Our editors’ weekly roundup of Canadian art news.
The Musée d’art contemporain de Montréal announced this morning that heritage minister Mélanie Joly has committed $18.85 million towards the museum’s major renewal project. The province of Quebec will match this funding, as confirmed by culture and communications minister Hélène David. These two contributions fulfill the renewal project’s funding goals, meaning that the project will proceed. The renewal includes a doubling of the exhibition gallery space, improved visibility and direct access from the Place des Festivals and Place-des-Arts metro station.
Dr.
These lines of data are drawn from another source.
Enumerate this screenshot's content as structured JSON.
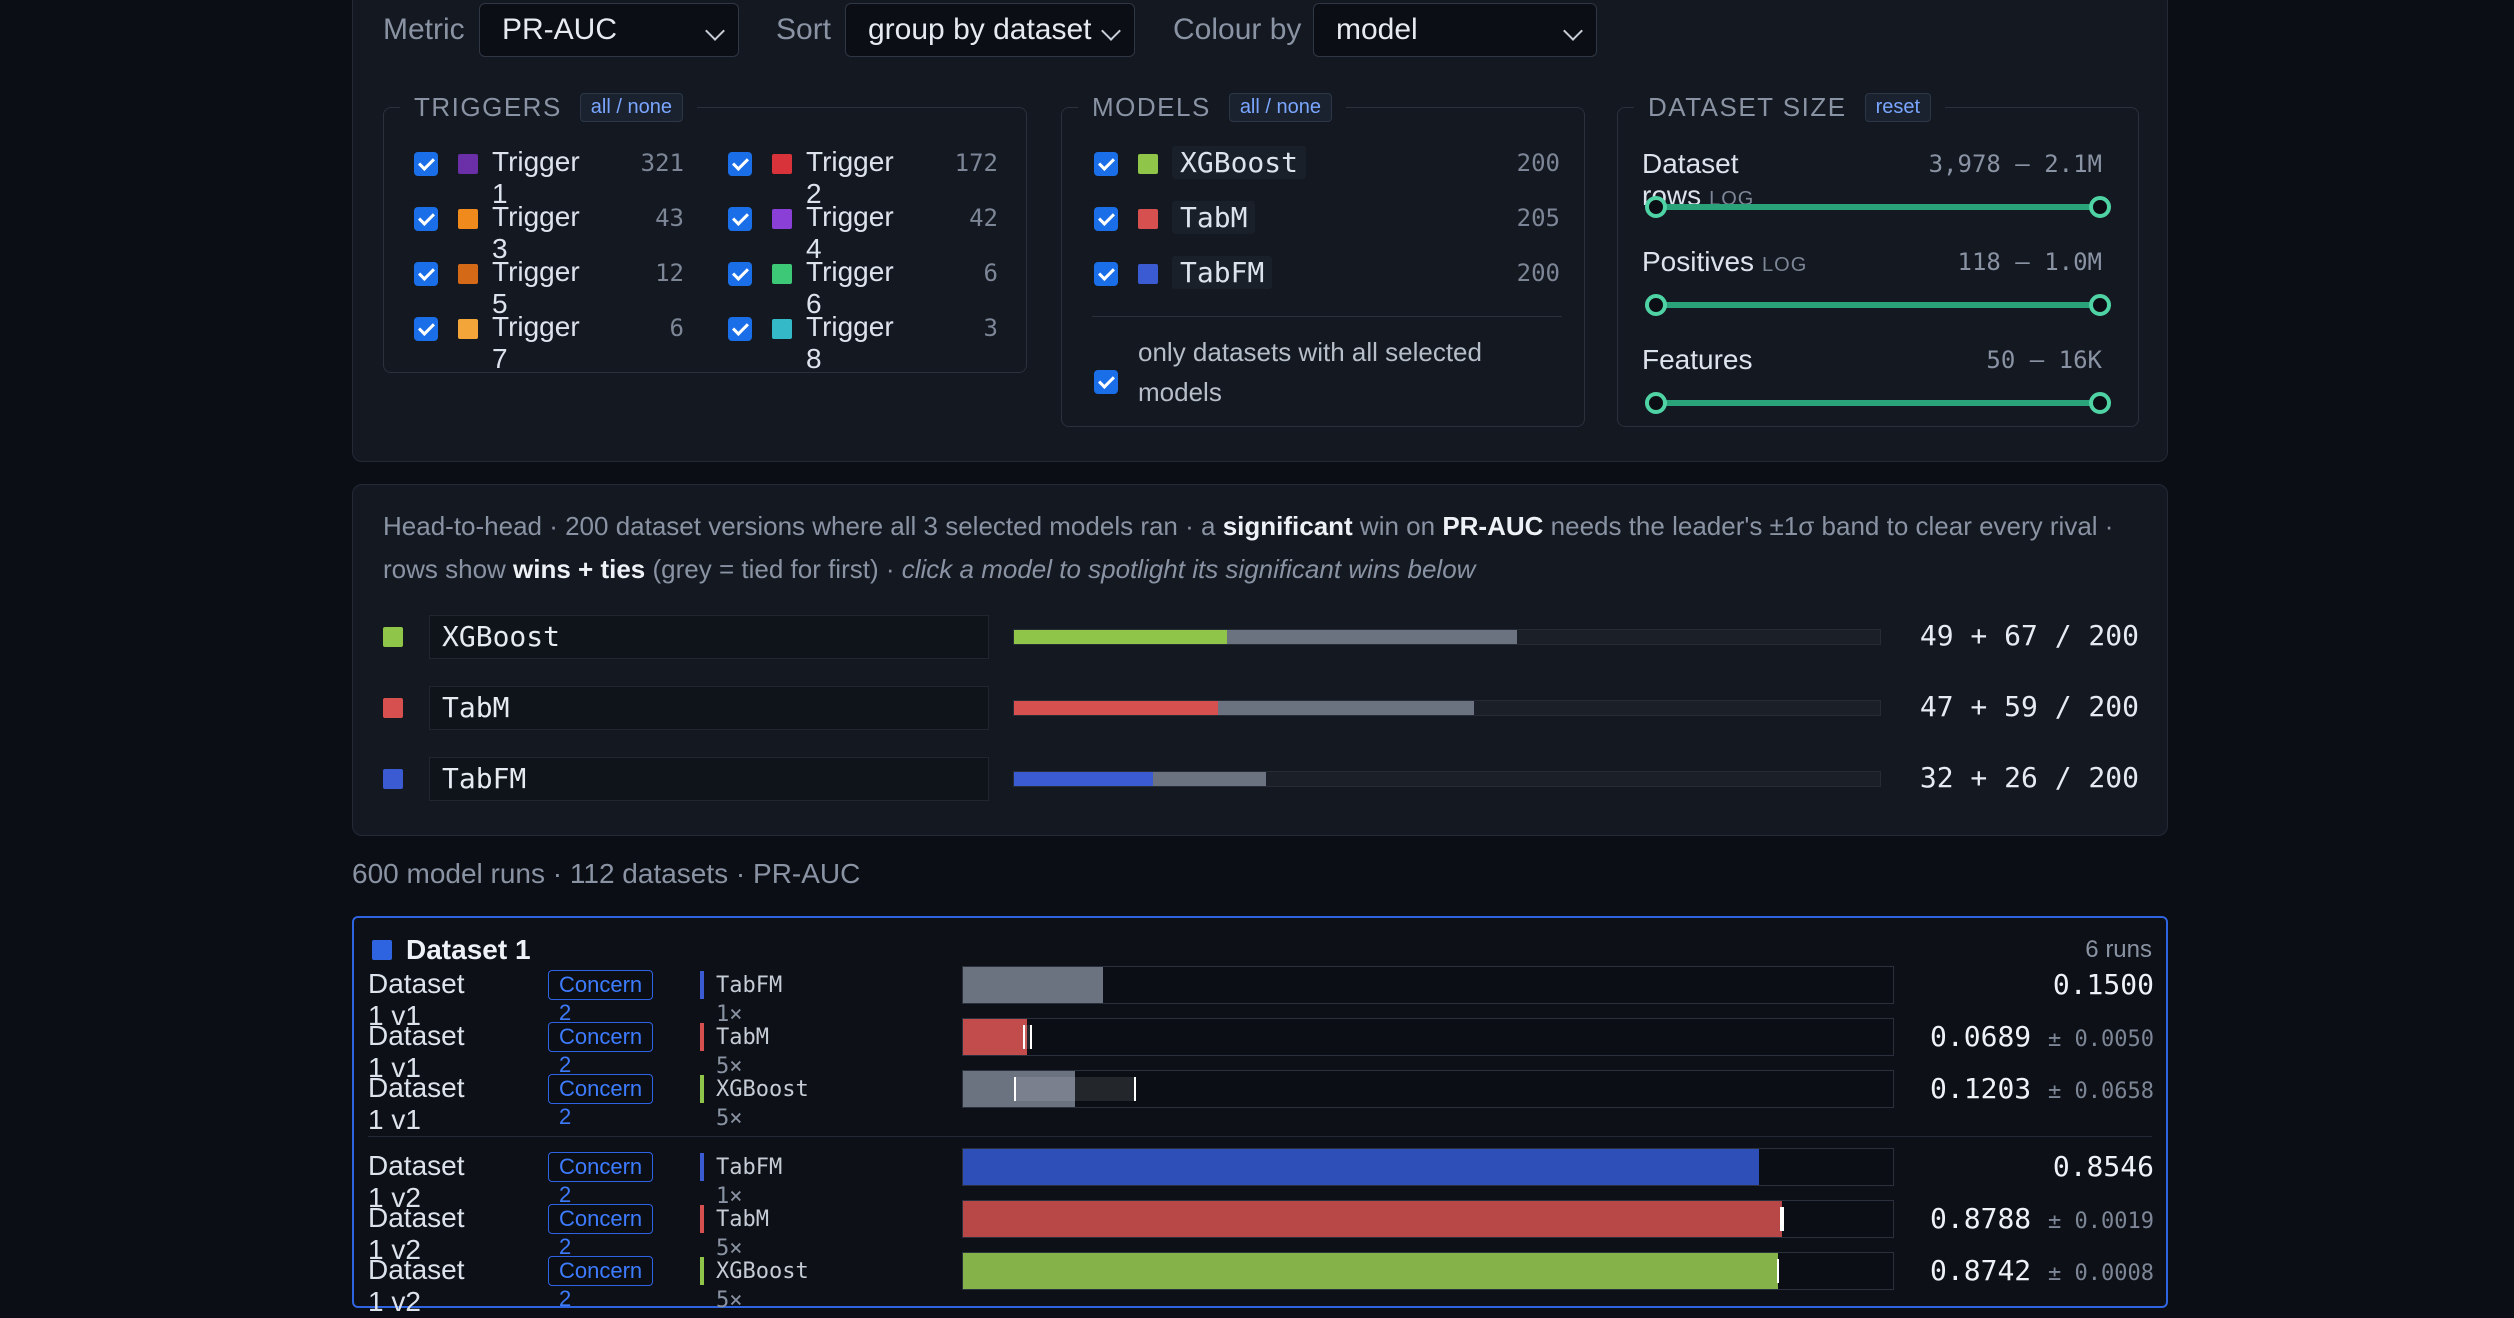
{
  "controls": {
    "metric_label": "Metric",
    "metric_value": "PR-AUC",
    "sort_label": "Sort",
    "sort_value": "group by dataset",
    "colour_label": "Colour by",
    "colour_value": "model"
  },
  "triggers": {
    "title": "TRIGGERS",
    "toggle": "all / none",
    "items": [
      {
        "name": "Trigger 1",
        "count": "321",
        "color": "#6b2fa8"
      },
      {
        "name": "Trigger 2",
        "count": "172",
        "color": "#d8333a"
      },
      {
        "name": "Trigger 3",
        "count": "43",
        "color": "#f08a1c"
      },
      {
        "name": "Trigger 4",
        "count": "42",
        "color": "#8a3fd6"
      },
      {
        "name": "Trigger 5",
        "count": "12",
        "color": "#d46a17"
      },
      {
        "name": "Trigger 6",
        "count": "6",
        "color": "#3dc878"
      },
      {
        "name": "Trigger 7",
        "count": "6",
        "color": "#f4a53a"
      },
      {
        "name": "Trigger 8",
        "count": "3",
        "color": "#34b9c9"
      }
    ]
  },
  "models": {
    "title": "MODELS",
    "toggle": "all / none",
    "items": [
      {
        "name": "XGBoost",
        "count": "200",
        "color": "#8fc64a"
      },
      {
        "name": "TabM",
        "count": "205",
        "color": "#d6504f"
      },
      {
        "name": "TabFM",
        "count": "200",
        "color": "#3a5bd1"
      }
    ],
    "only_all_label": "only datasets with all selected models"
  },
  "dataset_size": {
    "title": "DATASET SIZE",
    "reset": "reset",
    "sliders": [
      {
        "label": "Dataset rows",
        "log": "LOG",
        "range": "3,978 – 2.1M",
        "low": 0,
        "high": 1
      },
      {
        "label": "Positives",
        "log": "LOG",
        "range": "118 – 1.0M",
        "low": 0,
        "high": 1
      },
      {
        "label": "Features",
        "log": "",
        "range": "50 – 16K",
        "low": 0,
        "high": 1
      }
    ]
  },
  "h2h": {
    "desc_1": "Head-to-head · 200 dataset versions where all 3 selected models ran · a ",
    "desc_sig": "significant",
    "desc_2": " win on ",
    "desc_metric": "PR-AUC",
    "desc_3": " needs the leader's ±1σ band to clear every rival · rows show ",
    "desc_wt": "wins + ties",
    "desc_4": " (grey = tied for first) · ",
    "desc_em": "click a model to spotlight its significant wins below",
    "rows": [
      {
        "name": "XGBoost",
        "color": "#8fc64a",
        "wins": 49,
        "ties": 67,
        "total": 200,
        "text": "49 + 67 / 200"
      },
      {
        "name": "TabM",
        "color": "#d6504f",
        "wins": 47,
        "ties": 59,
        "total": 200,
        "text": "47 + 59 / 200"
      },
      {
        "name": "TabFM",
        "color": "#3a5bd1",
        "wins": 32,
        "ties": 26,
        "total": 200,
        "text": "32 + 26 / 200"
      }
    ]
  },
  "summary": "600 model runs · 112 datasets · PR-AUC",
  "dataset_group": {
    "name": "Dataset 1",
    "runs": "6 runs",
    "color": "#2f64e0",
    "rows": [
      {
        "label": "Dataset 1 v1",
        "concern": "Concern 2",
        "model": "TabFM",
        "rep": "1×",
        "mcolor": "#3a5bd1",
        "value": 0.15,
        "sd": 0,
        "value_text": "0.1500",
        "sd_text": "",
        "fill": "#6b7280"
      },
      {
        "label": "Dataset 1 v1",
        "concern": "Concern 2",
        "model": "TabM",
        "rep": "5×",
        "mcolor": "#d6504f",
        "value": 0.0689,
        "sd": 0.005,
        "value_text": "0.0689",
        "sd_text": "± 0.0050",
        "fill": "#c24c4c"
      },
      {
        "label": "Dataset 1 v1",
        "concern": "Concern 2",
        "model": "XGBoost",
        "rep": "5×",
        "mcolor": "#8fc64a",
        "value": 0.1203,
        "sd": 0.0658,
        "value_text": "0.1203",
        "sd_text": "± 0.0658",
        "fill": "#6b7280"
      },
      {
        "label": "Dataset 1 v2",
        "concern": "Concern 2",
        "model": "TabFM",
        "rep": "1×",
        "mcolor": "#3a5bd1",
        "value": 0.8546,
        "sd": 0,
        "value_text": "0.8546",
        "sd_text": "",
        "fill": "#2f4fb8"
      },
      {
        "label": "Dataset 1 v2",
        "concern": "Concern 2",
        "model": "TabM",
        "rep": "5×",
        "mcolor": "#d6504f",
        "value": 0.8788,
        "sd": 0.0019,
        "value_text": "0.8788",
        "sd_text": "± 0.0019",
        "fill": "#b84848"
      },
      {
        "label": "Dataset 1 v2",
        "concern": "Concern 2",
        "model": "XGBoost",
        "rep": "5×",
        "mcolor": "#8fc64a",
        "value": 0.8742,
        "sd": 0.0008,
        "value_text": "0.8742",
        "sd_text": "± 0.0008",
        "fill": "#86b24a"
      }
    ]
  }
}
Shauna McCabe, currently the executive director of the Textile Museum of Canada in Toronto, will be joining the recently rebranded Art Gallery of Guelph as director on August 1, 2016. Before joining the Textile Museum of Canada, whose attendance rates and generated revenues doubled during her tenure, McCabe was director of the Rooms Provincial Art Gallery in Newfoundland and Labrador, and senior curator at the Confederation Centre Art Gallery in Prince Edward Island.
Linda Grussani has been hired as the Canadian Museum of History’s Indigenous art curator. The hire marks a return to the institution for Grussani, who worked at the museum 15 years ago as an intern, before moving on to the National Gallery of Canada and managing the Indigenous and Northern Affairs Department’s art collection. Grussani’s appointment has been met with relief: there were discussions that the CMH’s collection would be acquired by the National Gallery, and the Indigenous curatorial position was unfilled for two-and-a-half years after previous curator Lee-Ann Martin’s departure.
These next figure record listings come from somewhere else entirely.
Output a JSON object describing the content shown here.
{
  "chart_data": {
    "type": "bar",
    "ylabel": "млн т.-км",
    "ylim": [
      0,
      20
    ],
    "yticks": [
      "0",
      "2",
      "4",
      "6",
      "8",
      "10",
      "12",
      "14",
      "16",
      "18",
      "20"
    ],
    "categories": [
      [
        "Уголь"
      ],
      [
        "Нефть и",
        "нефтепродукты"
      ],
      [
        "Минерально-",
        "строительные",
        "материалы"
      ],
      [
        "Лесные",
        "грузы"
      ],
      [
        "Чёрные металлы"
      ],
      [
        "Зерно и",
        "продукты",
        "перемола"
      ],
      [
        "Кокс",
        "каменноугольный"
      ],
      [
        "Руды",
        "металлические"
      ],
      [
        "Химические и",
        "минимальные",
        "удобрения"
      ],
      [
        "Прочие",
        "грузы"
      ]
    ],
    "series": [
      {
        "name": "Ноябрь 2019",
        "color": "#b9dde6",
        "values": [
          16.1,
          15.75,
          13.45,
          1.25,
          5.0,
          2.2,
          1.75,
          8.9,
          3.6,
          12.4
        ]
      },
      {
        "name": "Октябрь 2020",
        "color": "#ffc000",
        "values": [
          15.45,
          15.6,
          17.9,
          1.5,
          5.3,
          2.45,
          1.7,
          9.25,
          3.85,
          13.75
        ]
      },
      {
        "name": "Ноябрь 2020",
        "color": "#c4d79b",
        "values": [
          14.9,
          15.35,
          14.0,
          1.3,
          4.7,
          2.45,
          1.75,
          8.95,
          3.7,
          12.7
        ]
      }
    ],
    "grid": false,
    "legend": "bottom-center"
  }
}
Three Canadian artists were recognized at the National Design Awards, presented by the Cooper-Hewitt Smithsonian Design Museum in New York. Architect Moshe Safdie, who moved from Israel to Montreal in the 1950s and is now based in Boston, was presented with the Lifetime Achievement in the field of design; Toronto designer Bruce Mau was awarded with the Design Mind prize; and Geoff McFetridge won an award for Communication.
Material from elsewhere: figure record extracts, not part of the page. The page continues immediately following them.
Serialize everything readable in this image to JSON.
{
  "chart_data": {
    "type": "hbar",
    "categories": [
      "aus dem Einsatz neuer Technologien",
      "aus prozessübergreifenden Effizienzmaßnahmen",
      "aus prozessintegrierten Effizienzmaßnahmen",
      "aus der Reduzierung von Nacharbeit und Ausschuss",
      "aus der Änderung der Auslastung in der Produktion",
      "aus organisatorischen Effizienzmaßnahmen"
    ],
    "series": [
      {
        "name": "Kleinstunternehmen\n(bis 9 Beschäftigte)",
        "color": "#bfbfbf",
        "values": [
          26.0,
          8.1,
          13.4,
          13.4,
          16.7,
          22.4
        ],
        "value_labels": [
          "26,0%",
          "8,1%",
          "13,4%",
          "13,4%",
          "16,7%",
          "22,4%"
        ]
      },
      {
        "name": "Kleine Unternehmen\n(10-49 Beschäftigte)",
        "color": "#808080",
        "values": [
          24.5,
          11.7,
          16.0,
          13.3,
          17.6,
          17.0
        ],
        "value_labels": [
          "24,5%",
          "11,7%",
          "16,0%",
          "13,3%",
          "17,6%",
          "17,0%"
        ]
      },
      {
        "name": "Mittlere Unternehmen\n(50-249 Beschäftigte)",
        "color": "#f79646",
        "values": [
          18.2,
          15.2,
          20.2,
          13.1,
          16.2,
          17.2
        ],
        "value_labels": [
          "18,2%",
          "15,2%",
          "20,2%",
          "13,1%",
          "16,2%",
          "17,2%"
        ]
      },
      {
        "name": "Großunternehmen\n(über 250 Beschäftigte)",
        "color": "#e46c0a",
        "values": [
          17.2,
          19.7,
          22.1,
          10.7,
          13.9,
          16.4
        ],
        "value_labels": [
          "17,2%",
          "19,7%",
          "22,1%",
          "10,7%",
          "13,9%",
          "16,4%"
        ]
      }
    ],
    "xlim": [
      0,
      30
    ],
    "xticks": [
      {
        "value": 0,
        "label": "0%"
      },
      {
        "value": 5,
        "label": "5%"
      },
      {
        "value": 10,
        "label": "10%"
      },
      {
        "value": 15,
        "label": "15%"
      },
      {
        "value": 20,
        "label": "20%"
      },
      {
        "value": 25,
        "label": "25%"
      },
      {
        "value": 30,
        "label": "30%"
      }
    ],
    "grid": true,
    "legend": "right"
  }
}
The Canada Council Art Bank announced their first major acquisition in over two years: seven pieces of Indigenous artwork. The acquisition includes works from Barry Ace, Sonny Assu, Jordan Bennett, Dana Claxton, Amy Malbeuf and Adrian Stimson included in the purchase. The Art Bank has approximately 17,500 works, making it the largest collection of contemporary Canadian art in the world.